That was us you saw and we saw the plane circle and then go North. They said the fire happened so fast they didn't have time to do anything other than grab an icechest and lifejackets and hit the water. They were in the water no more than 5 minutes before we picked them up.:doh


----------



## holy Spear-it (Oct 4, 2007)

Well I am glad the guys are alright. I couldn't help but kind of snicker at the fact that they grabbed the ice chest though. Mustof had the beer in it. Not sure I would have thought to do that. Good save on both accounts!:toast


----------



## fishing with carl childers (Oct 3, 2007)

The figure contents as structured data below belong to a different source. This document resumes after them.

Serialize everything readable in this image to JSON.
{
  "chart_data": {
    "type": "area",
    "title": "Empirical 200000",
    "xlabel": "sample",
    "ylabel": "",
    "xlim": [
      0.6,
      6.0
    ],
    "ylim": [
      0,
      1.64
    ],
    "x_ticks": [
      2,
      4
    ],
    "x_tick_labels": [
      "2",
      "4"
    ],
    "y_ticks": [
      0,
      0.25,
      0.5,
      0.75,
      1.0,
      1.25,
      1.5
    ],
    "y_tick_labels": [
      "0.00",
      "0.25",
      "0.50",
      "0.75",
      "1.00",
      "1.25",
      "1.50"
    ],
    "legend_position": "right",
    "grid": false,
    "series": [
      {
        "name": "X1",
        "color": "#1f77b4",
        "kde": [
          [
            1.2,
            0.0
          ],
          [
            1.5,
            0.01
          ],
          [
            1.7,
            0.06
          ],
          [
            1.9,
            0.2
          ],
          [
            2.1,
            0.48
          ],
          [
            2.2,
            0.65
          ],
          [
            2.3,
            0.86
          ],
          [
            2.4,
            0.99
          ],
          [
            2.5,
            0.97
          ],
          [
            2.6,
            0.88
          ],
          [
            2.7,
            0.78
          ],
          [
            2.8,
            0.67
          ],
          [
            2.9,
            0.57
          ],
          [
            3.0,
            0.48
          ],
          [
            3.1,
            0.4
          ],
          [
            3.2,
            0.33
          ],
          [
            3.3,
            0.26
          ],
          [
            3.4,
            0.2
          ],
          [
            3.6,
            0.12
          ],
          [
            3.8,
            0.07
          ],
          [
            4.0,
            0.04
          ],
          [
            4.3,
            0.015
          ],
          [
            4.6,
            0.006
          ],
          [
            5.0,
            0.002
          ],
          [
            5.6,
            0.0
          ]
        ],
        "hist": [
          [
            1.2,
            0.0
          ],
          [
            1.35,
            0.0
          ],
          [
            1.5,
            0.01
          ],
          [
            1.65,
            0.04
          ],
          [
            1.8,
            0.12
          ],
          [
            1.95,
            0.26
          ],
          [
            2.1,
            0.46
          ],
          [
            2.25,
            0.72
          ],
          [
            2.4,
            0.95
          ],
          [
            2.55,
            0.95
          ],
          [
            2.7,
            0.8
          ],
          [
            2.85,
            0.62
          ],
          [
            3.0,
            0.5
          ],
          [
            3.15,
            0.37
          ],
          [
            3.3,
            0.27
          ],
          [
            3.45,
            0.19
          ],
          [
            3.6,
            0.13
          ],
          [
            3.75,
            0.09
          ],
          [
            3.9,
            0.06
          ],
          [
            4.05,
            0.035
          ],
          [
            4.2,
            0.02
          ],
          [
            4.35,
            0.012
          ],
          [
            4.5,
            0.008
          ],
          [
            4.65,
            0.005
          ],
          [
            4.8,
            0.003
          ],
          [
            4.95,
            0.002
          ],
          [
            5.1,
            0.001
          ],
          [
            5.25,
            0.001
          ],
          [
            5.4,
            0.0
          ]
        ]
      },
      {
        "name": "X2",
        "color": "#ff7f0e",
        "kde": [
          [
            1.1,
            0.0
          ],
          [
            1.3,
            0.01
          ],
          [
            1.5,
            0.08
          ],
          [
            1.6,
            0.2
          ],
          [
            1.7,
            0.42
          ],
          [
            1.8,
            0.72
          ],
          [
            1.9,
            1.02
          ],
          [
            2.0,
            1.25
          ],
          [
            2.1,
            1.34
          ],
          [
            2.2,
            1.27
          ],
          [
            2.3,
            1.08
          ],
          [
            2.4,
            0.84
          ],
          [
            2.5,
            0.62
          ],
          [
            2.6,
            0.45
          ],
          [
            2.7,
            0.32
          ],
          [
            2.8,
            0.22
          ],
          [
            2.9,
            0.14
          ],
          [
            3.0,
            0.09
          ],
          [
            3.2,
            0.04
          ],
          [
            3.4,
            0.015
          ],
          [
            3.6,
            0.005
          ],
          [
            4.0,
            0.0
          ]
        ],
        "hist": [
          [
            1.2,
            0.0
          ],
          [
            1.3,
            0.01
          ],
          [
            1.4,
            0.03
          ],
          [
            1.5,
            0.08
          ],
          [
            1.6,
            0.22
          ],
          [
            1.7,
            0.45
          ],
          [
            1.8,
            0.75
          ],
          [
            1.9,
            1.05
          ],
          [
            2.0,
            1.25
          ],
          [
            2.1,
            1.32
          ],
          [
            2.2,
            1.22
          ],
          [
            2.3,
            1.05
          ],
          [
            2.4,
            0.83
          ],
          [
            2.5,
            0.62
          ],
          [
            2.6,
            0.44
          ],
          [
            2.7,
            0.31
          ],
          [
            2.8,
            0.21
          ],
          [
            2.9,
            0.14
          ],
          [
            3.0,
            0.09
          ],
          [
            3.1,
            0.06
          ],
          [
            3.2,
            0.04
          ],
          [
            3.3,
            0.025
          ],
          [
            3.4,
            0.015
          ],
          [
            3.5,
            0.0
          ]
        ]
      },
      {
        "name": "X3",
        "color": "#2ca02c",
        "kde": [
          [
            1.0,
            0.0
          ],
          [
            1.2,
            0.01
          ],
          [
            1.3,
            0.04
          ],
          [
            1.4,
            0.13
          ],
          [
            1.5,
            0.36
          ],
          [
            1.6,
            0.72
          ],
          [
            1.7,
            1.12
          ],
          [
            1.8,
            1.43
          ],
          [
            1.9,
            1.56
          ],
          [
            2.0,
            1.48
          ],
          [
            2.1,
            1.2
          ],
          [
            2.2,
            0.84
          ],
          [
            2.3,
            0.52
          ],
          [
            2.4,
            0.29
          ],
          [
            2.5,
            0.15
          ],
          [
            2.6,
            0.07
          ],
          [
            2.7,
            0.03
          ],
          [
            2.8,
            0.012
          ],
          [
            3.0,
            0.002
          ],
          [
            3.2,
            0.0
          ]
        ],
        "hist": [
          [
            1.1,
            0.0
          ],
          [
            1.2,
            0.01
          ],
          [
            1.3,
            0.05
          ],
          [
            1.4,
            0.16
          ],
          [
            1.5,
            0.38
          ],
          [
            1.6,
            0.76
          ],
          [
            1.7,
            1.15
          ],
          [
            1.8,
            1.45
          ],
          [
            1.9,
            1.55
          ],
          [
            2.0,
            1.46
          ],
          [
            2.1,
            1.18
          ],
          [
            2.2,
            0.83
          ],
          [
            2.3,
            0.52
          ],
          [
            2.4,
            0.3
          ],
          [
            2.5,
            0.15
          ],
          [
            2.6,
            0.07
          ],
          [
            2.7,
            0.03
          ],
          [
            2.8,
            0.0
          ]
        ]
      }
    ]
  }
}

mister.that was mighty nice of you to help them two fellers out the way you did. i'd have sure hated it was me in that water watching my only way home a burning and whatnot.hhhhhhhhhhmmmmmmmmmmmpeople like you are always in the right place at the right time. i know good things will come of it. you have a nice daynow.hhhhhhhmmmmmm.


----------



## JJ4theTide (Mar 19, 2008)

We were out bottom fishing that day and saw the smoke from a couple miles away. Shot a video of it with our video camera. Sorry for the shakiness.

Glad everybody's okay. Glad you were close by, sealark.


----------



## sandman (Oct 31, 2007)

Sealark,

Well done! The "save" was great, but the awareness to also get it "on film".

A picture is worth "lots" of words & very educational to those that think it can't / wont happen to them!!!

My hat is off to you & your crew.


----------



## Aquanut (Oct 4, 2007)

Thanks to the good samaritans! I responded from the CG Station and am very happy that there was somebody close to pluck them fromthe sea's grasp! I_'ve scene alot of situations that didn't turn out so good. It even makes it better that it was a PFF member!_


----------



## David Ridenour (Sep 28, 2007)

Good job guys! We all have to look after our fellow man.


----------



## jmartintcb (Nov 22, 2007)

In life their are no coincidences, only tests presented to the participant in the game of life to determinethe quality ofa person. It is really great to be the good guy

-anonymous-

Good job guys!


----------